Karavanı kurdum ceviz ağacı gölgesine,
Hamakta rüzgârla hafifçe salınır zaman,
Göğe uzanıyor dallar, bir dua gibi sessiz…
Kuşlar, Bayram sevinciyle ötüyor sabah serinliğinde,
Yeşilin bin tonuyla uyanıyor uykulu yamaçlar.
***
Dağ, sabır gibi bekliyor,
Bulutlar omzuna yaslanmış,
Toprağın diliyle konuşuyor arılar,
Her çiçekte bin yıllık bir sır saklı sanki.
***
Masmavi bir gök var başımda,
Bir tek bulut geçerken serinlik bırakır içime…

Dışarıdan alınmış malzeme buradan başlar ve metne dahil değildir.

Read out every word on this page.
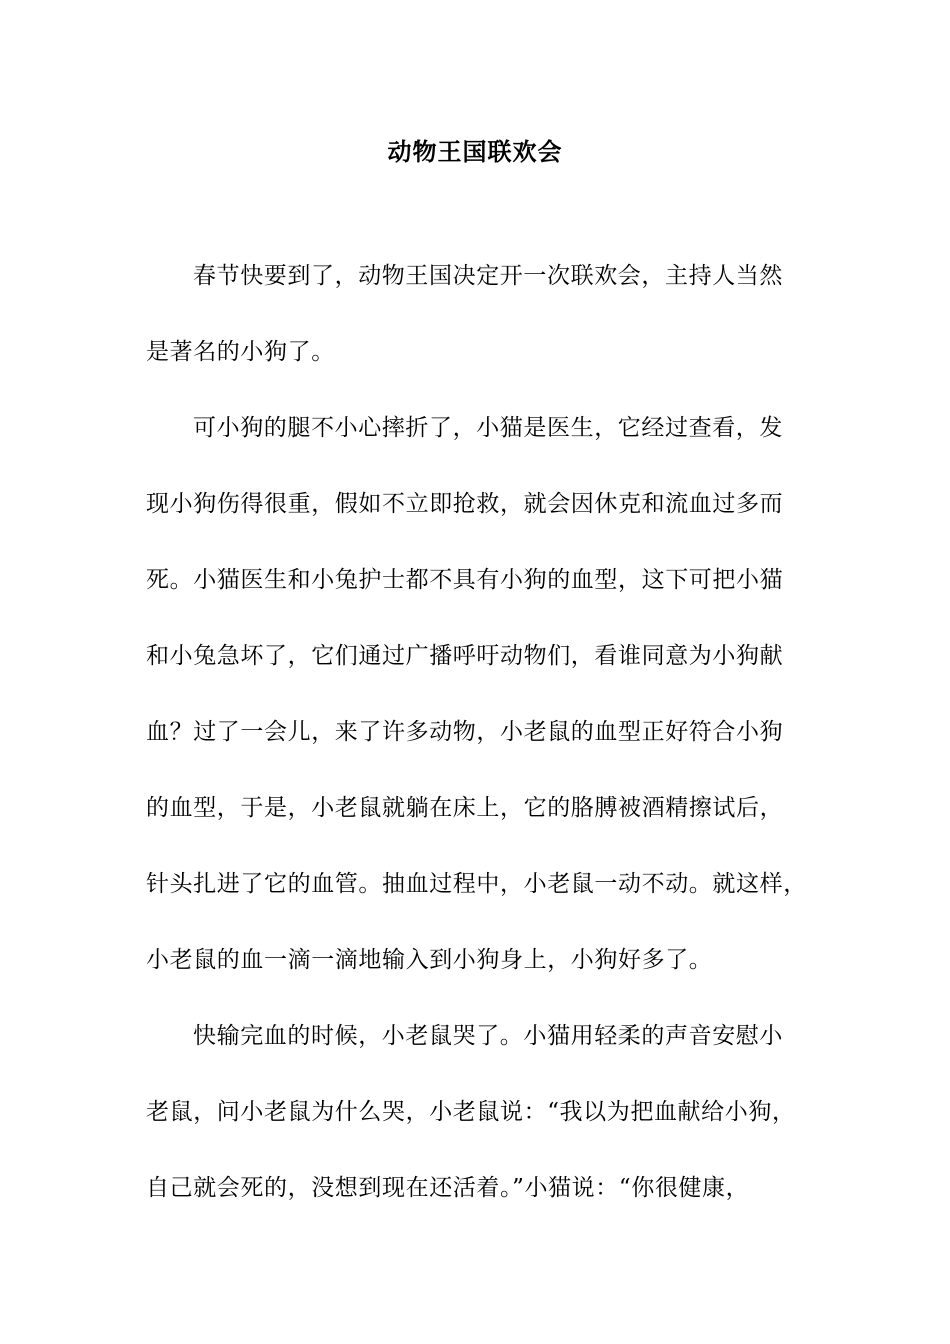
动物王国联欢会
春节快要到了，动物王国决定开一次联欢会，主持人当然
是著名的小狗了。
可小狗的腿不小心摔折了，小猫是医生，它经过查看，发
现小狗伤得很重，假如不立即抢救，就会因休克和流血过多而
死。小猫医生和小兔护士都不具有小狗的血型，这下可把小猫
和小兔急坏了，它们通过广播呼吁动物们，看谁同意为小狗献
血？过了一会儿，来了许多动物，小老鼠的血型正好符合小狗
的血型，于是，小老鼠就躺在床上，它的胳膊被酒精擦试后，
针头扎进了它的血管。抽血过程中，小老鼠一动不动。就这样，
小老鼠的血一滴一滴地输入到小狗身上，小狗好多了。
快输完血的时候，小老鼠哭了。小猫用轻柔的声音安慰小
老鼠，问小老鼠为什么哭，小老鼠说：“我以为把血献给小狗，
自己就会死的，没想到现在还活着。”小猫说：“你很健康，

Sessizlik… Öyle derin ki bazen,
Kendini dinliyor insan,
Kalbinin atışını duyar gibi…
***
Güneşe bakıyorum,
Işığı yüzümde değil, içimde hissediyorum.
Isınıyor yavaşça kalbim,
Sanki her şey yeniden başlıyor…
Bir çocuk sesi düşer rüzgâra:
“Bayram geldi!”
Ve gelir ardından
Bazlamanın kokusu
Annesinin sacda pişirdiği, dumanı üstünde…
O an…
Geçmişle bugün birbirine sarılır,
Gözlerin dolar ama gülümsersin,
Çünkü o koku, yuvanın sesidir…
…
Köy…
Özlemin en kırılgan şarkısı,
Kapıda usulca fısıldayan,
Yüreğin en sessiz melodisi…
Mutluluk, telaşsız bir öğle uykusunda saklıdır burada,
Ve vuslat,
Bir karavan penceresinden gelen kekik kokusudur…
***
Sırtımda yıllar, avuçlarımda toprak,
Yorgun bir hasretle eğilirim toprağa.
Sarılırım köyüme,
Sanki hiç gitmemişim gibi
Ve aslında hiç dönmemişim gibi…
Ve içimde filiz filiz büyür yeniden sevda,
Sanki hiç solmamış, hiç kırılmamış bir umut gibi.